Mr. Eddie Walker, Liaison for the ‘Taiwan – Aotearoa, New Zealand Connection Project’, visited Taiwan recently. Mr. Walker who has tribal affiliations with Ngati Kahu, Te Rarawa and Ngāpuhi, is a Digital Platform Architect at Te Wānanga o Aotearoa – one of the largest adult education institutions in New Zealand. He has been involved with many international indigenous groups such as North American Indigenous Peoples, Ainu of Japan, Peoples of Peru and Bolivia. He has kindly offered to help build similar reciprocal relationships with the indigenous peoples of Taiwan. This summer, Mr. Walker has been learning more about Taiwan’s indigenous higher education so that he could provide better context for his people back in Aotearoa, New Zealand. The Center for International Indigenous Affairs (CIIA) at the College of Indigenous Studies (CIS) had arranged for Mr. Walker to visit some project partner institutions, such as Hualien County Tribal College and National Pingtung University of Science and Technology, also with special cultural experience tours to several indigenous communities including Langasan Theatre (冉而山劇場) and the beautiful peoples of Lanyu / Orchid Island.
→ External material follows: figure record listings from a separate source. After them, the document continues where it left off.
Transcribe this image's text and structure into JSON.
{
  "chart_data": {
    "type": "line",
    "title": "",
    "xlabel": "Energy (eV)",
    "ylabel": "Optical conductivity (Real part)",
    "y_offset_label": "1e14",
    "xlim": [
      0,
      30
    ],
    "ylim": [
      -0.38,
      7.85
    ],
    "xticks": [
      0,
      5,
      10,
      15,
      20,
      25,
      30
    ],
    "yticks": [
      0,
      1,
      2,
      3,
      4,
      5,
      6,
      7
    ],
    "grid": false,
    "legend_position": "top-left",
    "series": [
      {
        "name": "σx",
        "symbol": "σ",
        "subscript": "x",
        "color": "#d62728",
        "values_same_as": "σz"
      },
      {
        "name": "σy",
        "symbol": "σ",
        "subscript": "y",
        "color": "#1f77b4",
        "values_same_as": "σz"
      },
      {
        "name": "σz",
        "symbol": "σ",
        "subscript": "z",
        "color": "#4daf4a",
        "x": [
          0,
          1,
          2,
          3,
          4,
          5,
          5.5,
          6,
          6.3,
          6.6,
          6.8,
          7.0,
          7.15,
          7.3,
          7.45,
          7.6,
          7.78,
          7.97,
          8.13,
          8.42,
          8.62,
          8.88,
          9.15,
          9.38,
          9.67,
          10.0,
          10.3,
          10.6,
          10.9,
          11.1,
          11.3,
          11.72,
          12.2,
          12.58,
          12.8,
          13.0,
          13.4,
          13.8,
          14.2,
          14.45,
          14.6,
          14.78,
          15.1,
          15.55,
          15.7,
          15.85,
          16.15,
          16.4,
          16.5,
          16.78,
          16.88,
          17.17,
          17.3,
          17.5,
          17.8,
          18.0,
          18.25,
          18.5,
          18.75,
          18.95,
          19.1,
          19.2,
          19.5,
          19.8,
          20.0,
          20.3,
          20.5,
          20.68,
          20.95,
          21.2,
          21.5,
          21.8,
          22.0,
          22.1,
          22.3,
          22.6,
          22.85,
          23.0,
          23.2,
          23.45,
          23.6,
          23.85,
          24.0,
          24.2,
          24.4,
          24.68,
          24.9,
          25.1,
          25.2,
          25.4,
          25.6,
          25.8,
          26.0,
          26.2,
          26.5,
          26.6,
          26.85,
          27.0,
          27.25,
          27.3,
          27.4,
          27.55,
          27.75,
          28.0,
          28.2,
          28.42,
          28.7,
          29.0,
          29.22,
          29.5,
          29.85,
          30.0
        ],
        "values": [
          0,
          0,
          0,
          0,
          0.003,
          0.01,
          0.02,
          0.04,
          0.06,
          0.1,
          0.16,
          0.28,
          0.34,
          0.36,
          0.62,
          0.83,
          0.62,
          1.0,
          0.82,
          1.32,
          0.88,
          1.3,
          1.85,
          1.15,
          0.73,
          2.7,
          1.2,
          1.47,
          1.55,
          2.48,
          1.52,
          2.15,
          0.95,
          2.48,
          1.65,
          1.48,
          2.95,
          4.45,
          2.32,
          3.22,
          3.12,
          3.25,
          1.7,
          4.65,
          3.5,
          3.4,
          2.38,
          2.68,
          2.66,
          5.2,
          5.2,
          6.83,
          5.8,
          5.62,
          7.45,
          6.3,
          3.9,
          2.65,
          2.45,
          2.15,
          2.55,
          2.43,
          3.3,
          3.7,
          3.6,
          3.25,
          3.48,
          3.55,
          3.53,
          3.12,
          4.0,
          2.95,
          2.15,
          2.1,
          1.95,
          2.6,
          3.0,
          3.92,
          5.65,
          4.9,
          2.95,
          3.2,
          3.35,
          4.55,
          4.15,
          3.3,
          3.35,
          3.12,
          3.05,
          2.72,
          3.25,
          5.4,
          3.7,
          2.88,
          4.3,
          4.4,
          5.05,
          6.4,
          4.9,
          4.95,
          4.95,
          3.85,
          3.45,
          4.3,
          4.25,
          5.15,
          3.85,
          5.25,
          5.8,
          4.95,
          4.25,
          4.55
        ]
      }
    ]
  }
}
In sharing his own culture through language, song and dance, Mr. Walker realised how similar his culture was with the indigenous communities and cultures of Taiwan. “According to legend, Māori landed on the shores of Aotearoa from their mystical homeland of Hawaiki. My experience on this trip adds to growing belief in Aotearoa that Taiwan could have been Hawaiki,” said Mr. Walker. The Taiwan Connection project team along with Mr. Walker also visited Lauyu / Orchid Island learning more about ocean knowledge, traditional arts and crafts, nuclear waste issues, natural resources, and indigenous education. Mr. Walker met with a group of recent graduates from Taidong who were now teaching at the Lanyu Senior High School (Tao National Experimental High School). They visited New Zealand last year. The CIIA team organized an informal gathering for cultural sharing and ideas exchange with the teachers and discussed possibilities of a potential collaboration.
“Taiwan Connection” is the CIIA signature project which collaborates with the Ministry of Education’s New Southbound Policy. The project aims actively and pragmatically create reciprocal links to communities in Aotearoa and establish a solid relationship between Taiwan and New Zealand’s higher education, especially toward indigenous education. CIIA Director Dr. Jolan Hsieh (Bavaragh Dagalomai, 謝若蘭) and her team are planning to further extend the connection project to Australia and several other Pacific Island countries. “We will cultivate our national talents in the Austronesian family with the vision of, “The more local we are, and the more international it becomes.”, said Dr. Hsieh.
One of those important relationships is with Te Wānanga o Aotearoa – the organization Mr Walker works for. Recently, Te Wānanga o Aotearoa announced Te Ururoa Flavell as their new CEO. Mr. Flavell has a strong Māori language and educational background, served as the co-leader of the Māori Party and was a member of the New Zealand Parliament. CIS Dean, Dr. Pasuya Poiconx (浦忠成) will attend Mr. Flavell’s inauguration to congratulate and celebrate this new historical milestone with Te Wānanga o Aotearoa. “We want to show our most hearty support as a partner institution for the deepening of the Taiwan-New Zealand higher education connection.” Dean Pasuya said. The acting CEO Mr. Nepia Winiata, who visited Taiwan last year, is welcoming NDHU delegation to attend the new executive officer’s inauguration ceremony on 20 August 2018.